Роденбах рассказывает, что Шарль Морис, представляясь господину Перрэну, издателю "Ревю Блё", заявил: "Сударь, мне нужно сказать так много. Так много нужно сказать именно сейчас". После чего вытащил из кармана клочок бумажки: 1. Символизм. 2. Расин, мой обожаемый Расин (здесь эффектная пауза). 3. Природа и символ. 4. Символ и природа. Это ведь не одно и то же. Всего будет тридцать шесть статей".
Доде говорит:
- Школы - это специальность французов... Я имел бы куда больше успеха, если бы открыл лавочку напротив лавочки Золя. Но по какому-то равнодушию мы с ним не объединились, и сейчас вся пресса говорит только о Золя.
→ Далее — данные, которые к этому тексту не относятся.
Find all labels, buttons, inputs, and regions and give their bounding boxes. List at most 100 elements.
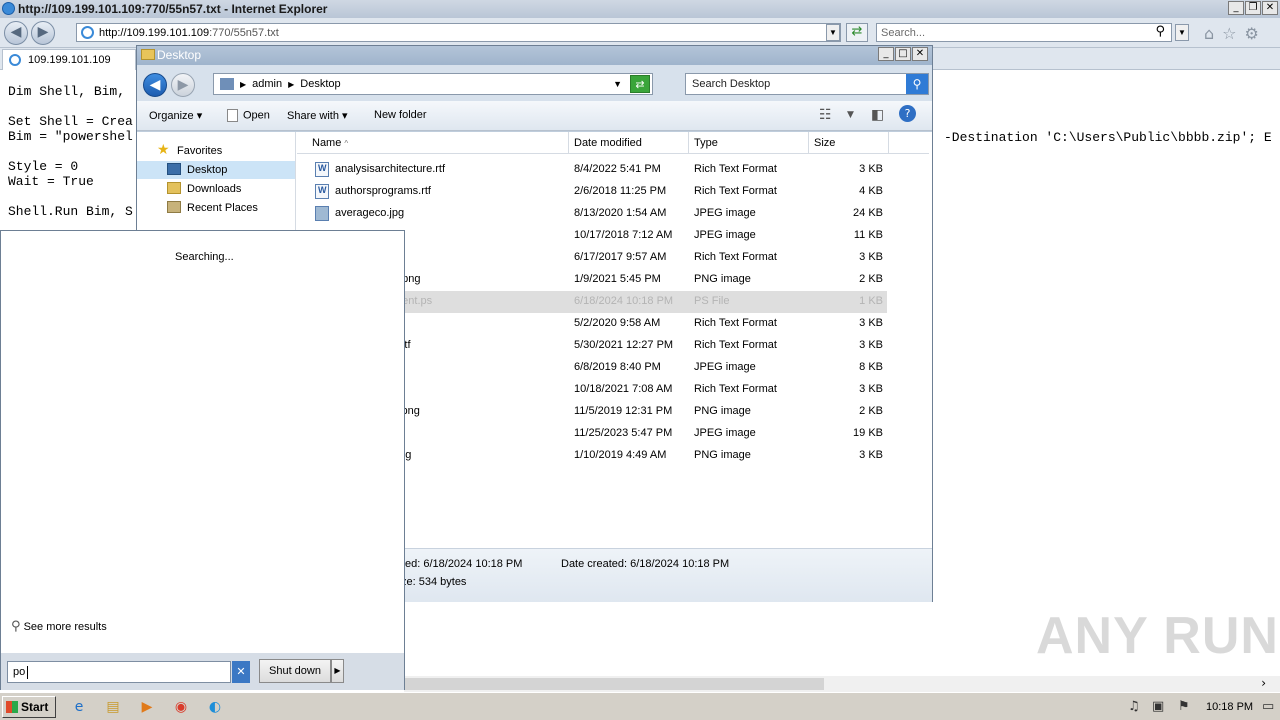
preview-pane-icon[interactable]: ◧ — [871, 107, 884, 123]
explorer-close-button[interactable]: ✕ — [912, 47, 928, 61]
action-center-flag-icon[interactable]: ⚑ — [1178, 699, 1190, 714]
page-icon — [81, 26, 94, 39]
ie-search-input[interactable]: Search... ⚲ — [876, 23, 1172, 42]
file-type: JPEG image — [694, 427, 756, 439]
share-with-button[interactable]: Share with ▾ — [287, 109, 348, 122]
ie-navigation-bar: ◀ ▶ http://109.199.101.109:770/55n57.txt… — [0, 18, 1280, 48]
refresh-icon[interactable]: ⇄ — [846, 23, 868, 42]
file-date-modified: 1/10/2019 4:49 AM — [574, 449, 667, 461]
detail-date-modified: ed: 6/18/2024 10:18 PM — [405, 558, 523, 570]
chevron-right-icon[interactable]: ▶ — [240, 80, 246, 89]
horizontal-scrollbar[interactable]: › — [404, 676, 1280, 692]
file-size: 2 KB — [859, 405, 883, 417]
start-search-input[interactable]: po — [7, 661, 231, 683]
forward-button[interactable]: ▶ — [31, 21, 55, 45]
open-button[interactable]: Open — [227, 109, 270, 122]
start-button[interactable]: Start — [2, 696, 56, 718]
file-type: JPEG image — [694, 229, 756, 241]
rtf-document-icon — [315, 184, 329, 199]
column-date-modified[interactable]: Date modified — [569, 132, 689, 154]
nav-desktop-label: Desktop — [187, 164, 228, 176]
address-dropdown-icon[interactable]: ▼ — [826, 24, 840, 41]
explorer-maximize-button[interactable]: □ — [895, 47, 911, 61]
file-date-modified: 5/30/2021 12:27 PM — [574, 339, 674, 351]
shut-down-button[interactable]: Shut down — [259, 659, 331, 683]
nav-downloads[interactable]: Downloads — [137, 180, 295, 198]
file-row[interactable]: averageco.jpg 8/13/2020 1:54 AM JPEG image… — [297, 203, 887, 225]
file-size: 2 KB — [859, 273, 883, 285]
internet-explorer-icon[interactable]: e — [68, 697, 90, 717]
restore-button[interactable]: ❐ — [1245, 1, 1261, 15]
file-date-modified: 10/17/2018 7:12 AM — [574, 229, 673, 241]
file-size: 1 KB — [859, 295, 883, 307]
system-tray: ♫ ▣ ⚑ ▭ — [1120, 696, 1278, 718]
see-more-results-link[interactable]: ⚲ See more results — [11, 619, 107, 634]
explorer-back-button[interactable]: ◀ — [143, 73, 167, 97]
file-size: 4 KB — [859, 185, 883, 197]
nav-desktop[interactable]: Desktop — [137, 161, 295, 179]
file-type: Rich Text Format — [694, 185, 777, 197]
address-bar[interactable]: http://109.199.101.109:770/55n57.txt — [76, 23, 841, 42]
close-button[interactable]: ✕ — [1262, 1, 1278, 15]
home-icon[interactable]: ⌂ — [1204, 24, 1214, 43]
chevron-down-icon[interactable]: ▼ — [847, 110, 854, 120]
search-icon[interactable]: ⚲ — [906, 74, 928, 94]
windows-flag-icon — [6, 701, 18, 713]
folder-icon — [141, 49, 155, 60]
tools-gear-icon[interactable]: ⚙ — [1245, 24, 1259, 43]
column-name-label: Name — [312, 137, 342, 149]
file-date-modified: 2/6/2018 11:25 PM — [574, 185, 667, 197]
nav-recent-places[interactable]: Recent Places — [137, 199, 295, 217]
organize-button[interactable]: Organize ▾ — [149, 109, 202, 122]
column-size[interactable]: Size — [809, 132, 889, 154]
back-button[interactable]: ◀ — [4, 21, 28, 45]
help-icon[interactable]: ? — [899, 105, 916, 122]
breadcrumb-desktop[interactable]: Desktop — [300, 78, 340, 90]
explorer-forward-button[interactable]: ▶ — [171, 73, 195, 97]
file-date-modified: 6/17/2017 9:57 AM — [574, 251, 667, 263]
show-desktop-icon[interactable]: ▭ — [1262, 699, 1274, 714]
file-explorer-icon[interactable]: ▤ — [102, 697, 124, 717]
refresh-icon[interactable]: ⇄ — [630, 75, 650, 93]
watermark-logo: ANY RUN — [1036, 607, 1279, 665]
edge-icon[interactable]: ◐ — [204, 697, 226, 717]
explorer-title-bar: Desktop _ □ ✕ — [137, 46, 932, 65]
clear-search-icon[interactable]: ✕ — [232, 661, 250, 683]
shutdown-options-icon[interactable]: ▶ — [331, 659, 344, 683]
file-row[interactable]: authorsprograms.rtf 2/6/2018 11:25 PM Rich… — [297, 181, 887, 203]
chevron-right-icon[interactable]: ▶ — [288, 80, 294, 89]
search-dropdown-icon[interactable]: ▼ — [1175, 24, 1189, 41]
column-type[interactable]: Type — [689, 132, 809, 154]
view-options-icon[interactable]: ☷ — [819, 107, 832, 123]
explorer-minimize-button[interactable]: _ — [878, 47, 894, 61]
file-date-modified: 6/8/2019 8:40 PM — [574, 361, 661, 373]
file-type: Rich Text Format — [694, 251, 777, 263]
chrome-icon[interactable]: ◉ — [170, 697, 192, 717]
page-text-fragment: -Destination 'C:\Users\Public\bbbb.zip';… — [944, 130, 1272, 145]
chevron-down-icon[interactable]: ▼ — [613, 79, 622, 89]
file-size: 3 KB — [859, 383, 883, 395]
file-type: Rich Text Format — [694, 383, 777, 395]
tab-page-icon — [9, 54, 21, 66]
explorer-address-bar[interactable]: ▶ admin ▶ Desktop ▼ ⇄ — [213, 73, 653, 95]
breadcrumb-admin[interactable]: admin — [252, 78, 282, 90]
detail-size: ze: 534 bytes — [401, 576, 467, 588]
file-size: 19 KB — [853, 427, 883, 439]
favorites-star-icon[interactable]: ☆ — [1222, 24, 1236, 43]
search-icon[interactable]: ⚲ — [1155, 24, 1165, 39]
new-folder-button[interactable]: New folder — [374, 109, 427, 121]
nav-favorites[interactable]: ★ Favorites — [137, 142, 295, 160]
network-icon[interactable]: ▣ — [1152, 699, 1164, 714]
scrollbar-thumb[interactable] — [404, 678, 824, 690]
browser-tab[interactable]: 109.199.101.109 — [2, 49, 136, 70]
file-row[interactable]: analysisarchitecture.rtf 8/4/2022 5:41 PM… — [297, 159, 887, 181]
open-label: Open — [243, 109, 270, 122]
volume-icon[interactable]: ♫ — [1128, 699, 1140, 714]
media-player-icon[interactable]: ▶ — [136, 697, 158, 717]
file-size: 3 KB — [859, 251, 883, 263]
minimize-button[interactable]: _ — [1228, 1, 1244, 15]
scroll-right-icon[interactable]: › — [1261, 676, 1266, 690]
file-date-modified: 10/18/2021 7:08 AM — [574, 383, 673, 395]
column-name[interactable]: Name ^ — [307, 132, 569, 154]
explorer-search-input[interactable]: Search Desktop ⚲ — [685, 73, 929, 95]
Слава принадлежит только ему.
Потом он заговорил о романе Банвиля "Марсель Рабль". Нападал на него за то, что тот хочет делать роман, не опираясь на документы. Гонкур замечает:
- Я лично еще не решаюсь погрузиться в это густое тесто.
Роденбах сказал:
- Так как поколение Анатоля Франса его не признает, он обратился к молодым и заявил им: "Знайте, я - ваш".
7 марта. Мозг не знает стыда.
"Призраки". Сюжет, который Ольмес рассказал Мендесу, а Мендес - Швобу, чтобы тот написал новеллу. Швоб заявил, что ничего из этого сделать не может.
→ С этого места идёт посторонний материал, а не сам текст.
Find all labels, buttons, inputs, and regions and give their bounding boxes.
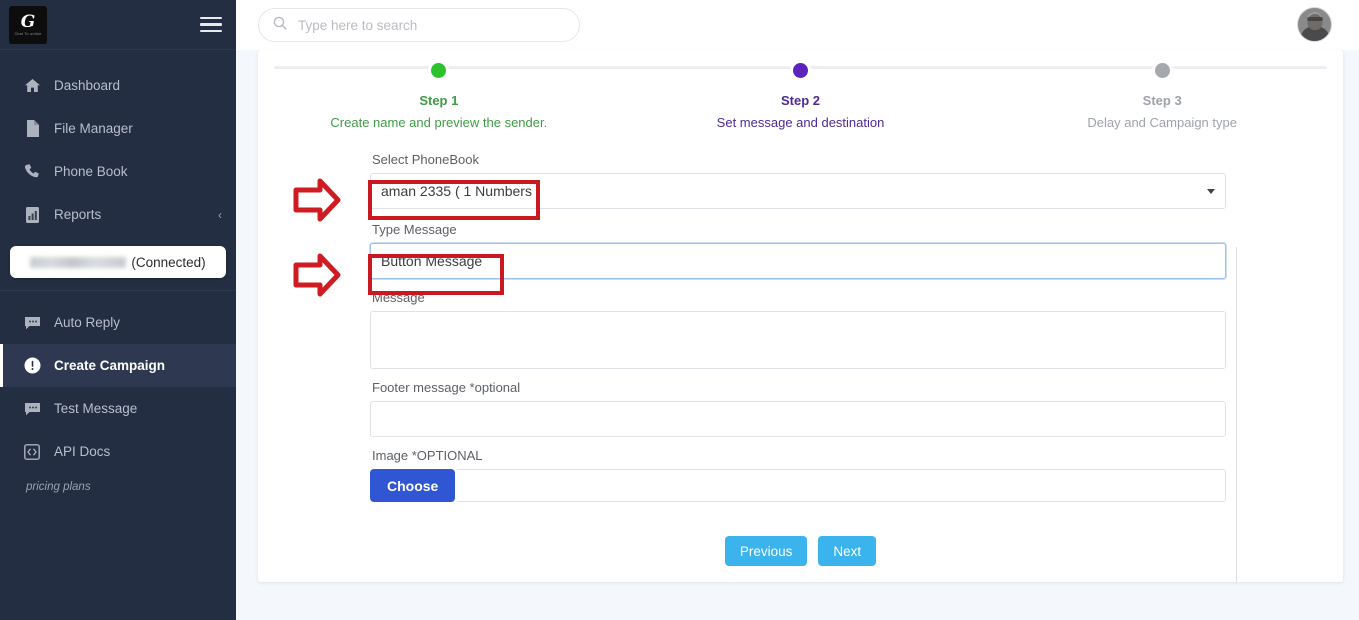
sidebar-item-label: Phone Book <box>54 164 128 179</box>
global-search[interactable] <box>258 8 580 42</box>
phonebook-select[interactable]: aman 2335 ( 1 Numbers ) <box>370 173 1226 209</box>
step-subtitle: Delay and Campaign type <box>1087 115 1237 130</box>
connection-status-label: (Connected) <box>131 254 206 270</box>
wizard-actions: Previous Next <box>258 536 1343 566</box>
sidebar-nav-secondary: Auto Reply Create Campaign Test Message … <box>0 295 236 493</box>
step-subtitle: Set message and destination <box>716 115 885 130</box>
field-message: Message <box>370 290 1343 369</box>
campaign-icon <box>22 357 42 375</box>
field-label: Message <box>372 290 425 305</box>
sidebar-item-create-campaign[interactable]: Create Campaign <box>0 344 236 387</box>
step-title: Step 2 <box>781 93 821 108</box>
code-icon <box>22 443 42 461</box>
chat-icon <box>22 314 42 332</box>
sidebar-item-dashboard[interactable]: Dashboard <box>0 64 236 107</box>
app-root: G Chat To online Dashboard File Manager <box>0 0 1359 620</box>
step-dot[interactable] <box>1151 60 1173 81</box>
previous-button[interactable]: Previous <box>724 536 808 566</box>
chevron-left-icon[interactable]: ‹ <box>218 208 222 222</box>
logo-letter: G <box>20 11 36 32</box>
wizard-stepper: Step 1 Create name and preview the sende… <box>258 58 1343 138</box>
pricing-plans-link[interactable]: pricing plans <box>0 473 236 493</box>
sidebar-item-label: Reports <box>54 207 102 222</box>
step-dot[interactable] <box>790 60 811 81</box>
sidebar-item-label: API Docs <box>54 444 111 459</box>
search-input[interactable] <box>296 16 565 34</box>
sidebar-item-label: File Manager <box>54 121 133 136</box>
footer-message-input[interactable] <box>370 401 1226 437</box>
step-title: Step 3 <box>1142 93 1182 108</box>
field-label: Image *OPTIONAL <box>372 448 483 463</box>
top-bar <box>236 0 1359 50</box>
avatar-glasses <box>1306 16 1323 21</box>
connection-status-pill[interactable]: (Connected) <box>10 246 226 278</box>
sidebar-item-label: Create Campaign <box>54 358 166 373</box>
sidebar-header: G Chat To online <box>0 0 236 50</box>
type-message-select[interactable]: Button Message <box>370 243 1226 279</box>
file-icon <box>22 120 42 138</box>
field-image-upload: Image *OPTIONAL Choose <box>370 448 1343 502</box>
phonebook-selected-value: aman 2335 ( 1 Numbers ) <box>381 183 541 199</box>
step-dot[interactable] <box>428 60 450 81</box>
phone-icon <box>22 163 42 181</box>
choose-file-button[interactable]: Choose <box>370 469 456 502</box>
field-label: Select PhoneBook <box>372 152 479 167</box>
field-type-message: Type Message Button Message <box>370 222 1343 279</box>
type-message-selected-value: Button Message <box>381 253 483 269</box>
chosen-file-name[interactable] <box>457 469 1226 502</box>
hamburger-menu-icon[interactable] <box>200 16 222 33</box>
file-upload-row: Choose <box>370 469 1226 502</box>
stepper-step-2[interactable]: Step 2 Set message and destination <box>620 58 982 130</box>
sidebar-divider <box>0 290 236 291</box>
field-select-phonebook: Select PhoneBook aman 2335 ( 1 Numbers ) <box>370 152 1343 209</box>
main-area: Step 1 Create name and preview the sende… <box>236 0 1359 620</box>
sidebar-nav-primary: Dashboard File Manager Phone Book Report… <box>0 50 236 236</box>
avatar[interactable] <box>1297 7 1332 42</box>
report-icon <box>22 206 42 224</box>
field-label: Type Message <box>372 222 457 237</box>
app-logo[interactable]: G Chat To online <box>9 5 47 44</box>
sidebar-item-reports[interactable]: Reports ‹ <box>0 193 236 236</box>
field-footer-message: Footer message *optional <box>370 380 1343 437</box>
sidebar-item-label: Dashboard <box>54 78 121 93</box>
sidebar: G Chat To online Dashboard File Manager <box>0 0 236 620</box>
step-title: Step 1 <box>419 93 459 108</box>
logo-subtext: Chat To online <box>14 31 42 36</box>
sidebar-item-label: Auto Reply <box>54 315 121 330</box>
sidebar-item-api-docs[interactable]: API Docs <box>0 430 236 473</box>
search-icon <box>273 16 287 35</box>
sidebar-item-file-manager[interactable]: File Manager <box>0 107 236 150</box>
sidebar-item-auto-reply[interactable]: Auto Reply <box>0 301 236 344</box>
campaign-wizard-card: Step 1 Create name and preview the sende… <box>258 50 1343 582</box>
home-icon <box>22 77 42 95</box>
chat-icon <box>22 400 42 418</box>
sidebar-item-test-message[interactable]: Test Message <box>0 387 236 430</box>
step-subtitle: Create name and preview the sender. <box>330 115 548 130</box>
chevron-down-icon[interactable] <box>1207 189 1215 194</box>
sidebar-item-phone-book[interactable]: Phone Book <box>0 150 236 193</box>
stepper-step-3[interactable]: Step 3 Delay and Campaign type <box>981 58 1343 130</box>
stepper-step-1[interactable]: Step 1 Create name and preview the sende… <box>258 58 620 130</box>
message-textarea[interactable] <box>370 311 1226 369</box>
next-button[interactable]: Next <box>818 536 877 566</box>
wizard-form: Select PhoneBook aman 2335 ( 1 Numbers )… <box>258 152 1343 582</box>
field-label: Footer message *optional <box>372 380 521 395</box>
sidebar-item-label: Test Message <box>54 401 138 416</box>
form-scrollbar[interactable] <box>1236 247 1237 582</box>
connected-number-redacted <box>30 256 127 268</box>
Англичанин хочет вступить во владение купленной фермой. Являются призраки прежних хозяев, толпятся вокруг очага. Англичанин говорит им: убирайтесь вон. Призраки отказываются уйти. Фермер зовет полицейского, потом пастора, который кропит комнаты святой водой. Призраки не хотят уходить. Является представитель власти и читает им договор об аренде: призраки уходят.
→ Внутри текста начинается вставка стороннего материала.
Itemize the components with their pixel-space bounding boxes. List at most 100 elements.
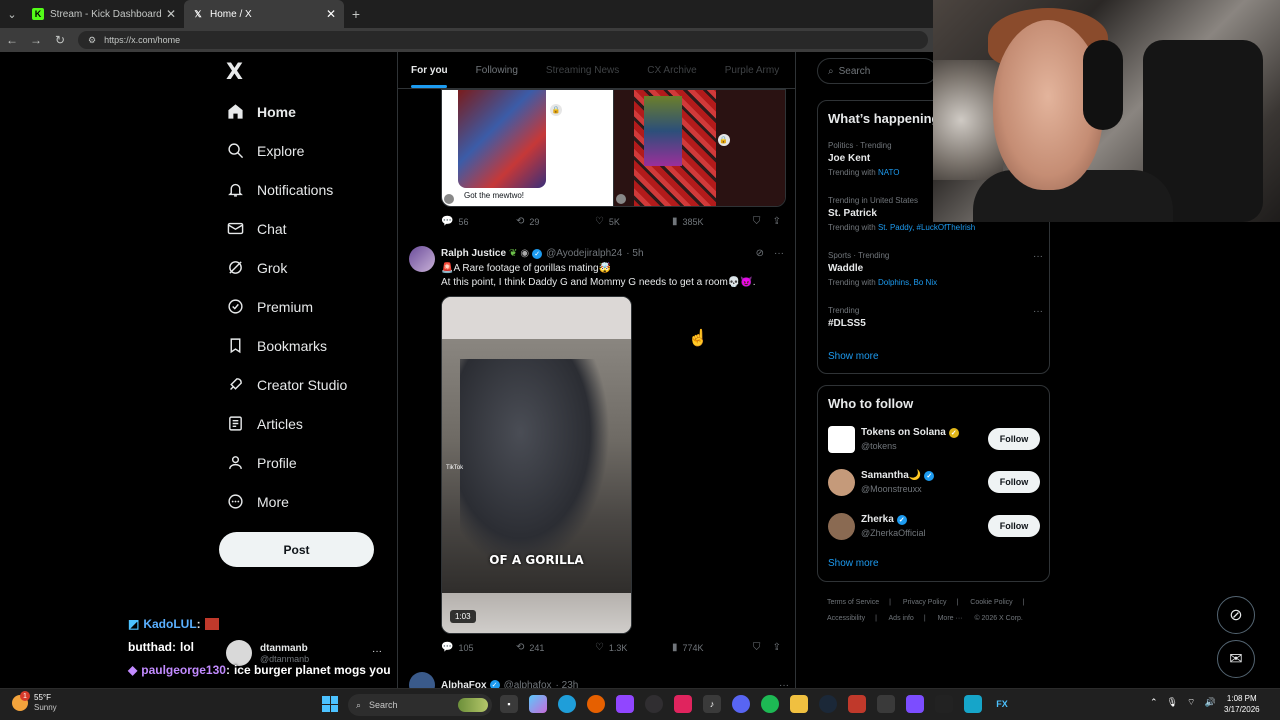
sidebar-item-articles[interactable]: Articles — [226, 404, 347, 443]
sidebar-item-grok[interactable]: Grok — [226, 248, 347, 287]
share-button[interactable]: ⇪ — [773, 642, 786, 653]
firefox-icon[interactable] — [587, 695, 605, 713]
more-icon[interactable]: ··· — [1033, 306, 1043, 317]
x-logo[interactable]: X — [226, 60, 243, 85]
show-more-link[interactable]: Show more — [828, 351, 879, 362]
taskbar-search[interactable]: ⌕ Search — [348, 694, 492, 716]
fx-icon[interactable]: FX — [993, 695, 1011, 713]
app-icon[interactable] — [848, 695, 866, 713]
browser-tab-kick[interactable]: K Stream - Kick Dashboard ✕ — [24, 0, 184, 28]
discord-icon[interactable] — [732, 695, 750, 713]
follow-suggestion[interactable]: Samantha🌙 ✓ @Moonstreuxx Follow — [828, 467, 1040, 497]
repost-button[interactable]: ⟲ 241 — [516, 642, 595, 653]
footer-link[interactable]: More ··· — [938, 615, 963, 622]
reload-icon[interactable]: ↻ — [48, 33, 72, 47]
copilot-icon[interactable] — [529, 695, 547, 713]
mic-icon[interactable]: 🎙 — [1167, 697, 1178, 708]
grok-icon[interactable]: ⊘ — [756, 248, 764, 259]
repost-button[interactable]: ⟲ 29 — [516, 216, 595, 227]
new-tab-icon[interactable]: + — [344, 6, 368, 22]
follow-suggestion[interactable]: Zherka ✓ @ZherkaOfficial Follow — [828, 511, 1040, 541]
like-button[interactable]: ♡ 1.3K — [595, 642, 672, 653]
tweet-author-handle[interactable]: @alphafox — [504, 680, 552, 689]
browser-tab-x[interactable]: 𝕏 Home / X ✕ — [184, 0, 344, 28]
trend-related-link[interactable]: Dolphins, Bo Nix — [878, 278, 937, 287]
tweet-time[interactable]: · 23h — [556, 680, 579, 689]
avatar[interactable] — [409, 672, 435, 688]
wifi-icon[interactable]: ⌔ — [1187, 697, 1195, 708]
more-icon[interactable]: ··· — [774, 248, 784, 259]
follow-button[interactable]: Follow — [988, 428, 1040, 450]
trend-item[interactable]: Sports · Trending Waddle Trending with D… — [828, 251, 1043, 287]
messages-fab-button[interactable]: ✉ — [1217, 640, 1255, 678]
tweet-author-name[interactable]: AlphaFox — [441, 680, 487, 689]
url-input[interactable]: ⚙ https://x.com/home — [78, 31, 928, 49]
more-icon[interactable]: ··· — [779, 680, 789, 689]
app-icon[interactable] — [964, 695, 982, 713]
sidebar-item-chat[interactable]: Chat — [226, 209, 347, 248]
app-icon[interactable] — [674, 695, 692, 713]
folder-icon[interactable] — [790, 695, 808, 713]
tab-following[interactable]: Following — [476, 65, 518, 76]
media-image[interactable]: 🔒 — [613, 90, 785, 206]
close-icon[interactable]: ✕ — [326, 7, 336, 21]
bookmark-button[interactable]: ⛉ — [753, 216, 773, 227]
footer-link[interactable]: Privacy Policy — [903, 599, 947, 606]
sidebar-item-explore[interactable]: Explore — [226, 131, 347, 170]
tweet-author-name[interactable]: Ralph Justice — [441, 248, 506, 259]
clock[interactable]: 1:08 PM 3/17/2026 — [1224, 693, 1260, 715]
app-icon[interactable] — [877, 695, 895, 713]
sidebar-item-more[interactable]: More — [226, 482, 347, 521]
trend-related-link[interactable]: NATO — [878, 168, 899, 177]
weather-widget[interactable]: 1 55°F Sunny — [12, 691, 57, 713]
tweet-author-handle[interactable]: @Ayodejiralph24 — [546, 248, 622, 259]
footer-link[interactable]: Terms of Service — [827, 599, 879, 606]
music-icon[interactable]: ♪ — [703, 695, 721, 713]
twitch-icon[interactable] — [616, 695, 634, 713]
views-button[interactable]: ▮ 774K — [672, 642, 753, 653]
sidebar-item-premium[interactable]: Premium — [226, 287, 347, 326]
bookmark-button[interactable]: ⛉ — [753, 642, 773, 653]
more-icon[interactable]: ··· — [1033, 251, 1043, 262]
steam-icon[interactable] — [819, 695, 837, 713]
media-image[interactable]: 🔒 Got the mewtwo! — [442, 90, 614, 206]
follow-suggestion[interactable]: Tokens on Solana ✓ @tokens Follow — [828, 424, 1040, 454]
reply-button[interactable]: 💬 56 — [441, 216, 516, 227]
avatar[interactable] — [409, 246, 435, 272]
app-icon[interactable] — [906, 695, 924, 713]
back-icon[interactable]: ← — [0, 33, 24, 47]
trend-related-link[interactable]: St. Paddy, #LuckOfTheIrish — [878, 223, 975, 232]
show-more-link[interactable]: Show more — [828, 558, 879, 569]
obs-icon[interactable] — [645, 695, 663, 713]
sidebar-item-bookmarks[interactable]: Bookmarks — [226, 326, 347, 365]
follow-button[interactable]: Follow — [988, 471, 1040, 493]
grok-fab-button[interactable]: ⊘ — [1217, 596, 1255, 634]
follow-button[interactable]: Follow — [988, 515, 1040, 537]
trend-item[interactable]: Trending #DLSS5 ··· — [828, 306, 1043, 329]
tweet-media-grid[interactable]: 🔒 Got the mewtwo! 🔒 — [441, 89, 786, 207]
sidebar-item-creator-studio[interactable]: Creator Studio — [226, 365, 347, 404]
tab-cx-archive[interactable]: CX Archive — [647, 65, 696, 76]
footer-link[interactable]: Accessibility — [827, 615, 865, 622]
tab-search-chevron-icon[interactable]: ⌄ — [0, 0, 24, 28]
like-button[interactable]: ♡ 5K — [595, 216, 672, 227]
tab-for-you[interactable]: For you — [411, 65, 448, 76]
volume-icon[interactable]: 🔊 — [1204, 697, 1215, 708]
tweet-video[interactable]: TikTok OF A GORILLA 1:03 — [441, 296, 632, 634]
reply-button[interactable]: 💬 105 — [441, 642, 516, 653]
site-info-icon[interactable]: ⚙ — [88, 35, 96, 46]
tweet-time[interactable]: · 5h — [626, 248, 643, 259]
post-button[interactable]: Post — [219, 532, 374, 567]
start-button[interactable] — [322, 696, 338, 712]
sidebar-item-notifications[interactable]: Notifications — [226, 170, 347, 209]
sidebar-item-profile[interactable]: Profile — [226, 443, 347, 482]
tab-purple-army[interactable]: Purple Army — [725, 65, 779, 76]
file-icon[interactable]: ▪ — [500, 695, 518, 713]
share-button[interactable]: ⇪ — [773, 216, 786, 227]
edge-icon[interactable] — [558, 695, 576, 713]
footer-link[interactable]: Ads info — [889, 615, 914, 622]
search-input[interactable]: ⌕ Search — [817, 58, 937, 84]
tab-streaming-news[interactable]: Streaming News — [546, 65, 619, 76]
sidebar-item-home[interactable]: Home — [226, 92, 347, 131]
close-icon[interactable]: ✕ — [166, 7, 176, 21]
8 марта. Был сегодня у Доде, от него мы должны были пойти к Родену, потом к Гонкуру. Я имел, несомненно, великое несчастье не понравиться Доде. Не знаю, впрочем, что это такое на меня нашло: мне бы следовало сказать ему хотя бы два-три комплимента по поводу его книг, которых я не читал. Он строго поклонился, был вежлив как раз настолько, насколько полагается, ни граном больше; ни звука о том, чтобы бывать у него, ни одного слова привета от его жены моей жене и ребенку. Милый мой, ты, по-видимому, провалился! Ох, как наступает нам на ноги жизнь... Доде рассказывает нам о щегольстве своего сына Люсьена, о своем собственном наплевательском отношении ко всему, что касается туалетов... о каких-то особых туфлях-носках, которые он себе заказал... И мы уходим.
* У Родена откровение и волшебство - это его "Врата ада" и "Вечный кумир". Маленькая вещица, размером в ладонь: мужчина, заложив руки за спину, побежденный, целует женщину ниже грудей, прильнув губами к ее телу, а женщина кажется очень грустной. "Старая женщина" - бронза, вещь страшной красоты. Я с трудом отрываюсь от нее. У старухи плоские груди, истерзанный живот и все еще прекрасная голова. Затем сплетение тел, переплетение рук, "Первородный грех": женщина, впившаяся в Адама, тянет его к себе всем своим существом; женщина в объятиях Сатира: он раздирает ее, одна его рука у нее между ног, и всюду контрасты мускулистых мужских икр и женских ног. Господи, дай мне силы восхищаться всем этим!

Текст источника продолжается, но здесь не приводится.